Canton de Laurière

Laurière

620 hab. (Orpaillards), 2 077 ha dont 696 de bois, chef-lieu de canton de la Haute-Vienne dans l'arrondissement de Limoges, 39 km au NNE de la préfecture, à 430 m; son nom rappelle que l'on y trouva quelques traces d'or dans les roches du socle, dont témoigne aussi le gentilé. La population a bien chuté: la commune avait 1 600 hab. en 1881, 1 100 en 1936; pourtant, elle a repris une quarantaine d'habitants entre 1999 et 2005, pour la première fois depuis plus d'un siècle. La commune a un camping de 170 places.

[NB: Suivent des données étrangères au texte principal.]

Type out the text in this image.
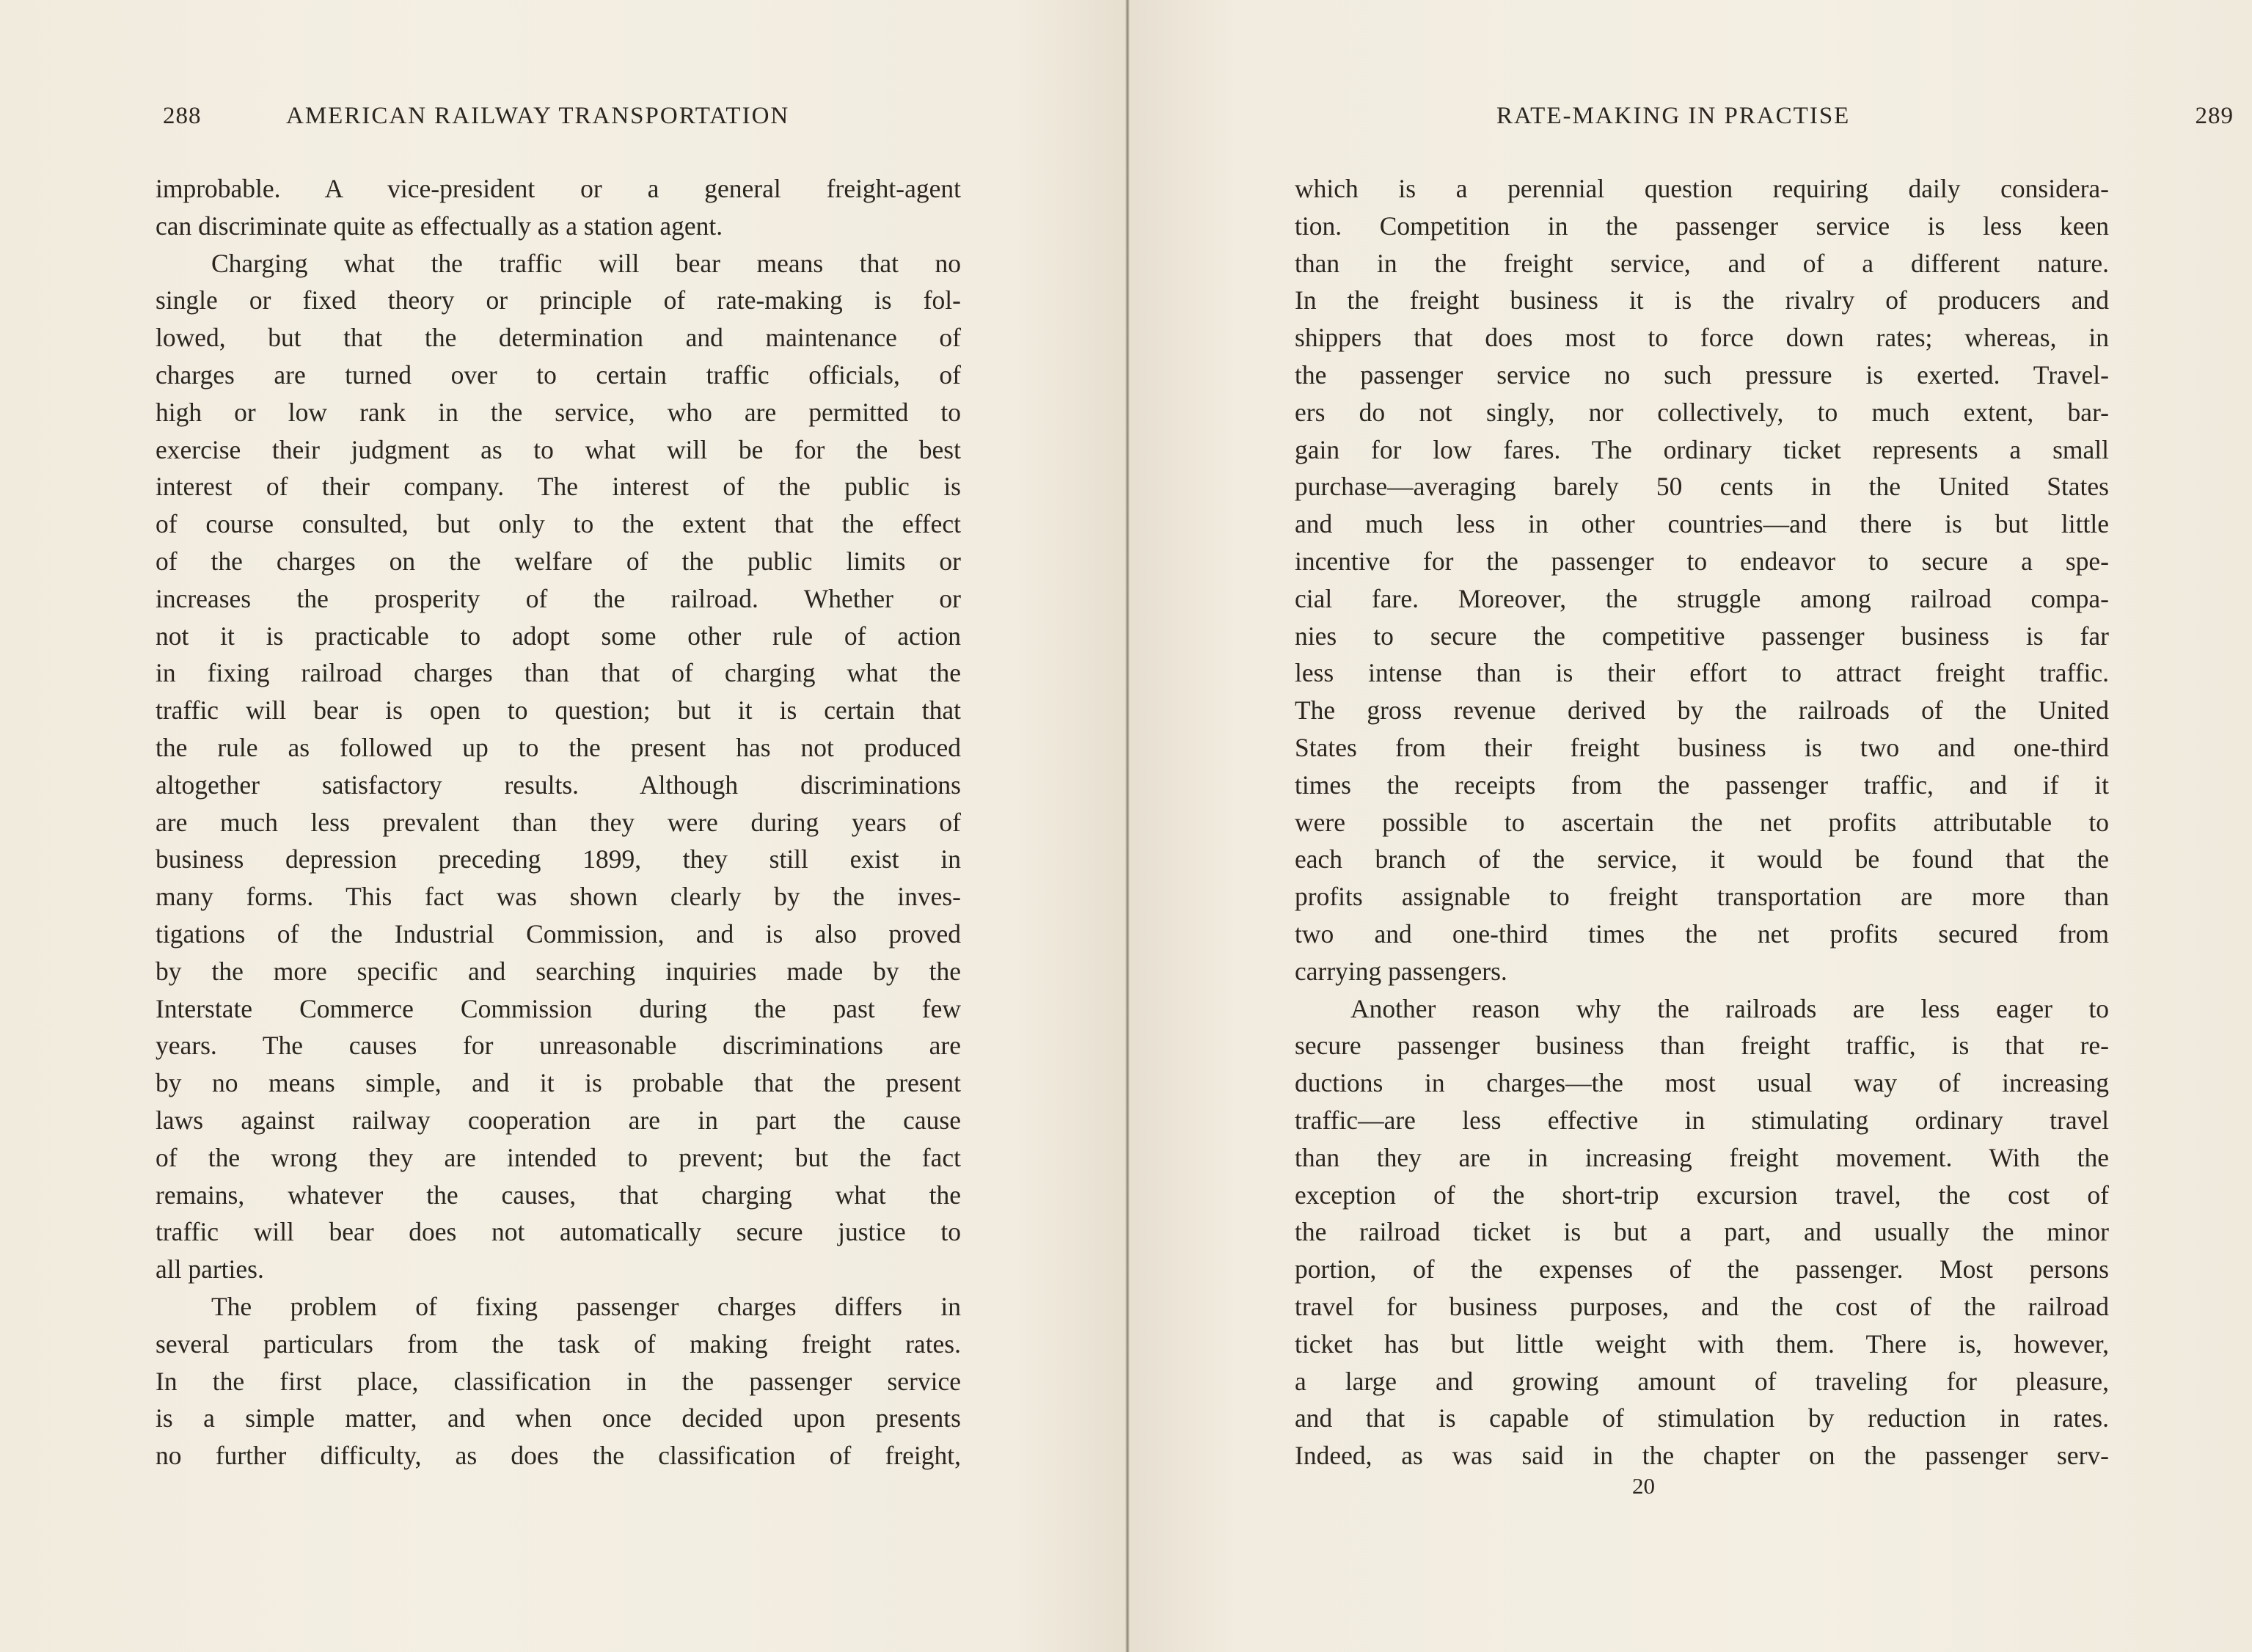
288	AMERICAN RAILWAY TRANSPORTATION
improbable. A vice-president or a general freight-agent
can discriminate quite as effectually as a station agent.
Charging what the traffic will bear means that no
single or fixed theory or principle of rate-making is fol-
lowed, but that the determination and maintenance of
charges are turned over to certain traffic officials, of
high or low rank in the service, who are permitted to
exercise their judgment as to what will be for the best
interest of their company. The interest of the public is
of course consulted, but only to the extent that the effect
of the charges on the welfare of the public limits or
increases the prosperity of the railroad. Whether or
not it is practicable to adopt some other rule of action
in fixing railroad charges than that of charging what the
traffic will bear is open to question; but it is certain that
the rule as followed up to the present has not produced
altogether satisfactory results. Although discriminations
are much less prevalent than they were during years of
business depression preceding 1899, they still exist in
many forms. This fact was shown clearly by the inves-
tigations of the Industrial Commission, and is also proved
by the more specific and searching inquiries made by the
Interstate Commerce Commission during the past few
years. The causes for unreasonable discriminations are
by no means simple, and it is probable that the present
laws against railway cooperation are in part the cause
of the wrong they are intended to prevent; but the fact
remains, whatever the causes, that charging what the
traffic will bear does not automatically secure justice to
all parties.
The problem of fixing passenger charges differs in
several particulars from the task of making freight rates.
In the first place, classification in the passenger service
is a simple matter, and when once decided upon presents
no further difficulty, as does the classification of freight,
RATE-MAKING IN PRACTISE	289
which is a perennial question requiring daily considera-
tion. Competition in the passenger service is less keen
than in the freight service, and of a different nature.
In the freight business it is the rivalry of producers and
shippers that does most to force down rates; whereas, in
the passenger service no such pressure is exerted. Travel-
ers do not singly, nor collectively, to much extent, bar-
gain for low fares. The ordinary ticket represents a small
purchase—averaging barely 50 cents in the United States
and much less in other countries—and there is but little
incentive for the passenger to endeavor to secure a spe-
cial fare. Moreover, the struggle among railroad compa-
nies to secure the competitive passenger business is far
less intense than is their effort to attract freight traffic.
The gross revenue derived by the railroads of the United
States from their freight business is two and one-third
times the receipts from the passenger traffic, and if it
were possible to ascertain the net profits attributable to
each branch of the service, it would be found that the
profits assignable to freight transportation are more than
two and one-third times the net profits secured from
carrying passengers.
Another reason why the railroads are less eager to
secure passenger business than freight traffic, is that re-
ductions in charges—the most usual way of increasing
traffic—are less effective in stimulating ordinary travel
than they are in increasing freight movement. With the
exception of the short-trip excursion travel, the cost of
the railroad ticket is but a part, and usually the minor
portion, of the expenses of the passenger. Most persons
travel for business purposes, and the cost of the railroad
ticket has but little weight with them. There is, however,
a large and growing amount of traveling for pleasure,
and that is capable of stimulation by reduction in rates.
Indeed, as was said in the chapter on the passenger serv-
20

Le canton a 3 500 hab., 6 communes, 13 488 ha dont 4 605 de bois; limitrophe du département de la Creuse, il est largement occupé par les monts d'Ambazac, qui y dépassent 700 m. Un défilé dégagé entre deux blocs de relief est emprunté par la voie ferrée de Limoges à Paris et de Limoges à Guéret, sous le col de la Roche: Saint-Sulpice-Laurière (940 Saint-Sulpiciens, 1 431 ha dont 567 de bois) a grandi jusque vers 1930 comme agglomération ferroviaire à la bifurcation, juste à la sortie du défilé, 2 km au sud de Laurière. Le village est le siège de la communauté de communes de l'Ardour-Rivalier-Gartempe (3 communes, 2 100 hab.), la plus petite du département, et a reçu le collège public du canton. Lui aussi a gagné une quarantaine d'habitants entre 1999 et 2008, après une chute depuis les 2 000 hab. des années 1920.

Bersac-sur Rivallier (630 Bersacois, 3 254 ha dont 866 de bois), au pied des monts d’Ambazac à 5 km à l’ouest de Laurière, a une église classée des 13e et 15e s., le château du Chambon (16e s.), une gare. Jabreilles-les-Bordes (270 Jabreillauds, 1 905 ha dont 874 de bois), 9 km au SE de Laurière à 550 m, dans le bloc oriental des monts d’Ambazac, très accidenté, a une intéressante église romane classée (16e s.) et, au nord-ouest du finage près de Saint-Sulpice, des restes d'un oppidum de l'âge du fer avec enceinte, dit Camp de César.

La Jonchère-Saint-Maurice (800 Jonchérois, 1 559 ha dont 440 de bois), 11 km au sud de Laurière et 8 km au NE d’Ambazac, à 411 m, est juste au pied de l’escarpement méridional des monts d’Ambazac, qui porte un arboretum; des traces d’un camp antique ont été trouvées au Puy du Châtelard, au nord-est, à l’entrée du défilé du col de la Roche. La Jonchère fut l’un des hauts lieux de l’extraction d’argiles pour la porcelaine, tirées des pegmatites et quartzites, avant la découverte du kaolin; la commune abrite une clinique privée, spécialisée dans les maladies nerveuses (Saint-Maurice, 30 sal.).

Saint-Léger-la-Montagne (320 Saint-Légeois, 3 262 ha dont 1 162 de bois) campe à 660 m au milieu des monts, qui y culminent au signal de Sauvagnac ou d'Ambazac (701 m); étang de barrage de Pierre Millier (32 ha) à l’ouest de la commune, près du hameau du Mazeaud et d’un chaos rocheux; réserve naturelle de la tourbière des Dauges au sud, site d’observation des oiseaux au hameau des Combes, à l’est de la commune; église inscrite des 12e et 15e s. La commune, qui a absorbé celle de Saint-Pierre-la-Montagne, à l'est, en 1829, et qui a eu plus de 1 200 hab. dans les années 1850, encore 1 100 en 1911, a décliné depuis et a encore perdu 40 hab. de 1999 à 2008.